C’est un bien étrange déconfinement que vit Rag, onze ans aux prunes, sous l’aile protectrice de son paternel. À la fois rescapés et fugitifs, ils avancent, sans but bien défini, et campent, seuls, le plus souvent dans une tente au plus profond des bois. À l’occasion, ils squattent les maisons abandonnées ou les granges délabrées croisées en chemin, en quête de moyens de subsistance et se protégeant coûte que coûte d’un environnement hostile – le plus grand danger pouvant venir des humains de passage. Une épidémie (tiens, tiens…), dont on ne sait trop si elle rôde encore ou s’est finalement éteinte, a ravagé une très large moitié de la population – une part indispensable, par ailleurs, à la survie de l’Espèce, puisqu’elle a exclusivement visé et quasiment éradiqué de la surface du globe les êtres humains de sexe féminin.
Dans un tel contexte, Rag et son père n’ont qu’un objectif : rester vivants, en sécurité. Plus précisément encore, cet homme hirsute au regard vif, perpétuellement aux aguets, ne vit que pour protéger son enfant et lui inculquer un certain nombre de règles d’airain qui assureront plus tard, un jour, sa survie en autonomie. Rag, c’est de son âge, teste parfois ses limites, a la tentation de désobéir. Rag n’a pas toujours vécu comme un animal traqué, mais ses souvenirs enfantins du cocon protecteur tissé par l’amour maternel s’effilochent avec le temps.
C’est le moment de préciser que Rag, malgré des apparences factices que son père s’efforce de lui conserver, cheveux courts, pantalons informes, casquette sur le nez, voix basse, fait partie des rares filles qui n’ont pas été emportées par la maladie. Et qu’à ce titre, elle n’est plus seulement une enfant – mais une femme, une mère en devenir, une proie potentielle, ainsi qu’un objet d’étude convoité. D’où l’inquiétude, l’état de veille permanent d’un père qui lui rabâche inlassablement les techniques qu’il juge indispensables à leur survie – tout en l’éduquant du mieux possible, dans la méfiance, mais également dans le respect de ce qu’il peut rester d’humanité dans le monde qui les entoure.

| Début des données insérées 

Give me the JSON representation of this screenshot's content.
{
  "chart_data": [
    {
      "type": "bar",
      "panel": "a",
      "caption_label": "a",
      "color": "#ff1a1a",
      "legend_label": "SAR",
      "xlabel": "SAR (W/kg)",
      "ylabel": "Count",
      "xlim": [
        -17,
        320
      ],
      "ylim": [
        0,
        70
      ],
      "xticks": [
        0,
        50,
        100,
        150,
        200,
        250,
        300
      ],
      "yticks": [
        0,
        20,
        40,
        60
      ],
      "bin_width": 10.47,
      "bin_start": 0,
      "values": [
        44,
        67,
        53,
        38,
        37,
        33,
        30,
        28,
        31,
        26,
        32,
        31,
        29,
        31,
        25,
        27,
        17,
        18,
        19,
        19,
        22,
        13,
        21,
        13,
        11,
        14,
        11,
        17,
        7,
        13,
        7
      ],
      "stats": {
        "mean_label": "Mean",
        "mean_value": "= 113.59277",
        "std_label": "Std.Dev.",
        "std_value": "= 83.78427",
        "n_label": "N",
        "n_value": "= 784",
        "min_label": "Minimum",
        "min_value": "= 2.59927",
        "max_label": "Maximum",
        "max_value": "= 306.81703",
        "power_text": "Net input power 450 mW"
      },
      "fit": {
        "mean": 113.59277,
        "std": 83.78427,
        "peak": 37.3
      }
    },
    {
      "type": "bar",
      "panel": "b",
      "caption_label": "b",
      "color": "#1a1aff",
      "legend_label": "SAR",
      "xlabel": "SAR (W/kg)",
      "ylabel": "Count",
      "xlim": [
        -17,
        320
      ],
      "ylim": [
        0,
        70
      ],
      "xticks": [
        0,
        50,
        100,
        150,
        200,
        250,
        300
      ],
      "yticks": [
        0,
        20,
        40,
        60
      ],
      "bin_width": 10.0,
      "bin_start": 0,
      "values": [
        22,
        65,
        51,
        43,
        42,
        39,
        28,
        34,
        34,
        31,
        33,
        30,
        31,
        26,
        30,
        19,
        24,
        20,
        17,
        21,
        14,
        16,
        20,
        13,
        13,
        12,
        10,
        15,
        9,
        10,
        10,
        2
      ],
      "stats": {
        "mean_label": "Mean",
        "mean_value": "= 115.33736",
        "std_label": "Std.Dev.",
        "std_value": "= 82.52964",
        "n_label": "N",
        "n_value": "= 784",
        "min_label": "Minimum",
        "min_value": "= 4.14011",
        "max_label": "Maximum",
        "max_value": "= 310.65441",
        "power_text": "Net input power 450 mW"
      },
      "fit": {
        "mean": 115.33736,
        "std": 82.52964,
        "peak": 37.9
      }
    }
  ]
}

Le film, sombre et épuré, avec une impressionnante économie de moyens, nous entraîne à la suite du père et de la fille dans une longue errance hivernale, neigeuse et boueuse, à travers les paysages désolés du Nord des États-Unis. Malgré tout, malgré le froid et la menace diffuse, malgré l’intranquillité qui les habite, la complicité, la connivence fusionnelle qu’ils parviennent à maintenir est l’étincelle qui éclaire le film d’une lumière étonnamment douce et apaisée. Très peu de mots et quelques regards suffisent à dire la force du lien qui les unit – mais aussi les peurs, les secrets, les rêves d’évasion… On ne peut s’empêcher de trouver à la situation, qui il y a quelques mois encore nous aurait semblé relever de la science-fiction, comme un petit air familier. Pas tout à fait contemporain mais relevant d’une anticipation très plausible et vraisemblablement pas si lointaine. Or, de toute évidence, mieux qu’un survival post-apocalyptique minimaliste (on pense aux Fils de l’homme, au Temps du loup), Light of my life est un conte. Moderne, certes, un peu effrayant (mais quels contes ne le sont pas ?), où l’on croise plus d’ogres prédateurs et de maisons inquiétantes (celle entre autres des trois ours) que de fées bienfaitrices. Un conte futé, qui ne joue avec les nerfs du spectateur que pour mieux parler d’amour filial et de transmission. Au croisement des mémorables Leave no trace etCaptain Fantastic, Light of my life, comme beaucoup de contes en définitive, rappelle que les enfants doivent grandir et se débarrasser de parents encombrants – lesquels doivent un jour laisser les enfants prendre leur envol. Épaulé par la jeune Anna Pniowsky, de tous les plans, épatante de justesse et de naturel, Casey Affleck filme et interprète avec beaucoup de tendresse et de retenue ce conte qui se révèle finalement solaire et émouvant.